All planning applications involving council-owned buildings could be decided by councillors in future after a long-running row over controversial changes to Hove Library.
Brighton and Hove City Council Planning Committee may be asked to discuss any planning applications for the council’s own properties in public.
And all changes to do with the library will now go before councillors in public.
The change in policy was made after the row over the handling of plans to change elements of the historic Carnegie Library in Church Road, Hove, with the basement being converted into a nursery.
Residents and councillors alike were angered by the way in which the planning process was handled.
Criticism centred on the timing of the applications and its associated consultation period – over Christmas and the new year – and a perceived lack of communication with councillors, neighbours and other interested people such as library hours.
The application was open for public comments from Friday 8 December to Friday 29 December but was not subsequently discussed by the Planning Committee.

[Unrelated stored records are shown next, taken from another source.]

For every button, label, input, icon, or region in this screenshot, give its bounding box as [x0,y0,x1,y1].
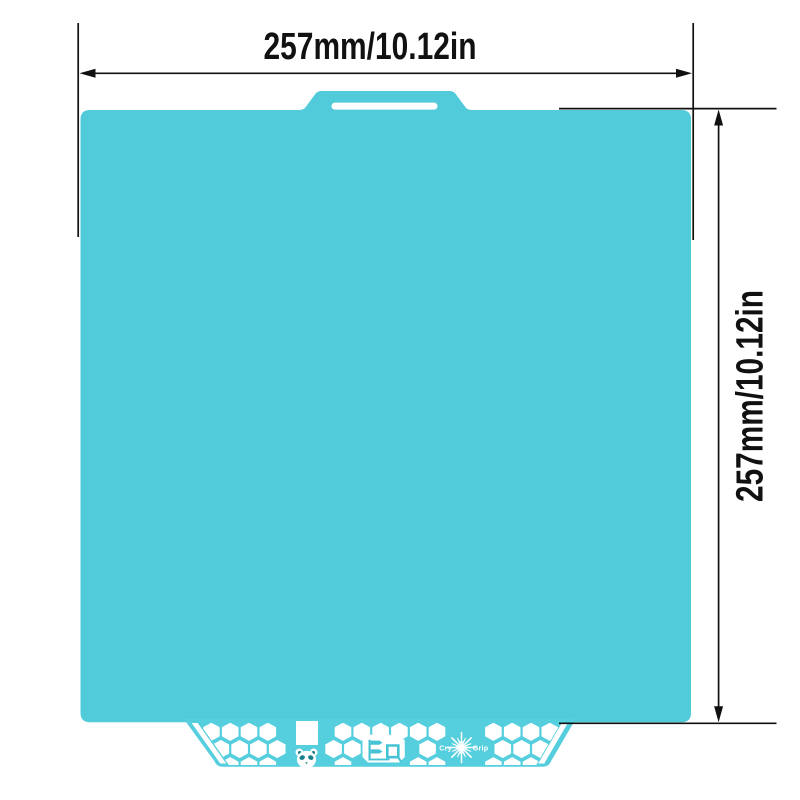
svg-text:257mm/10.12in: 257mm/10.12in [264,26,477,68]
svg-text:Grip: Grip [473,743,489,752]
svg-text:Cry: Cry [439,743,452,752]
svg-text:257mm/10.12in: 257mm/10.12in [730,290,772,502]
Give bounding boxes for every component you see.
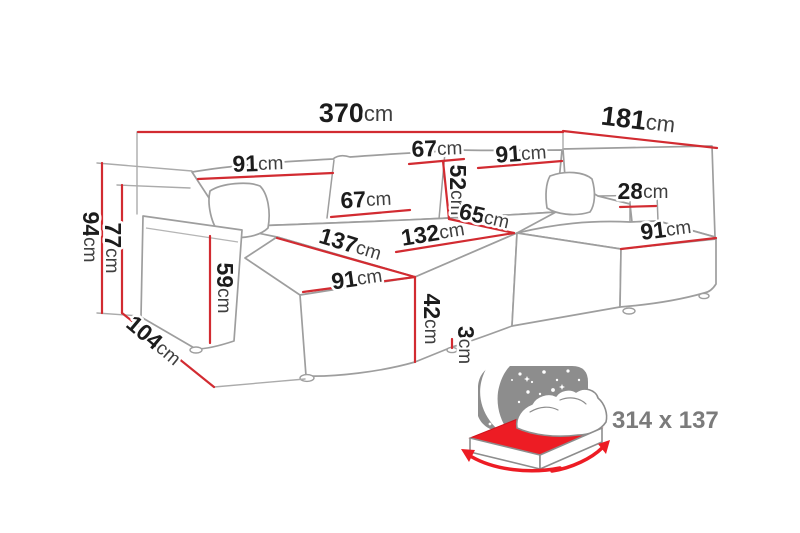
dim-line-armrest-width-28: [620, 206, 656, 207]
dimension-label-leg-height-3: 3cm: [453, 326, 479, 364]
dimension-label-back-top-cushion-67: 67cm: [411, 134, 463, 162]
right-chaise-inner-face: [512, 233, 621, 326]
dimension-label-total-width-370: 370cm: [319, 98, 393, 128]
dimension-label-back-right-seat-91: 91cm: [495, 138, 548, 167]
sleeper-function-icon: 314 x 137: [461, 364, 719, 471]
dimension-label-back-left-seat-91: 91cm: [232, 149, 284, 177]
dimension-label-armrest-width-28: 28cm: [618, 178, 669, 204]
left-chaise-front-face: [300, 277, 415, 376]
sofa-dimension-diagram: 370cm181cm91cm67cm91cm52cm67cm65cm132cm1…: [0, 0, 800, 533]
sleeping-area-label: 314 x 137: [612, 407, 719, 434]
dimension-label-seat-height-42: 42cm: [419, 294, 445, 345]
diagram-page: 370cm181cm91cm67cm91cm52cm67cm65cm132cm1…: [0, 0, 800, 533]
dimension-label-back-cushion-67: 67cm: [340, 185, 392, 214]
sofa-foot: [190, 347, 202, 353]
sofa-foot: [300, 375, 314, 382]
sofa-foot: [623, 308, 635, 314]
dimension-label-right-depth-181: 181cm: [599, 101, 676, 140]
pillow-right: [546, 172, 594, 214]
dimension-label-arm-front-height-59: 59cm: [212, 263, 238, 314]
sofa-foot: [699, 293, 709, 298]
dimension-label-armrest-height-77: 77cm: [100, 223, 126, 274]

During the consultation period only four letters of objection were received, with five objections required to trigger a decision by the Planning Committee rather than officials.
The council’s Tourism, Development and Culture Committee was told this evening (Thursday 21 June) that a further nine letters arrived after the deadline.
Angry residents have since submitted a 222-signature petition complaining about the timing and decision.
Some of the historic radial shelving is being removed although Conservative councillor Robert Nemeth said that some other more positive changes were now also being made as a result of the fuss.
Former Planning Committee chair, Green councillor Phélim Mac Cafferty, welcomed the change in policy, describing it as essential in the short term, if not possible to maintain on a long-term basis.
Councillor Mac Cafferty said: “We have to rebuild community trust.
“This ended up in community mistrust of the entire process and has evolved into mistrust where it’s not needed.”
Labour councillor Adrian Morris said: “It’s a great pity that not enough people came forward with objections.
“The problem of the library shelving and removal of books really needed addressing.
”It’s a lesson for the community – to get much more involved.”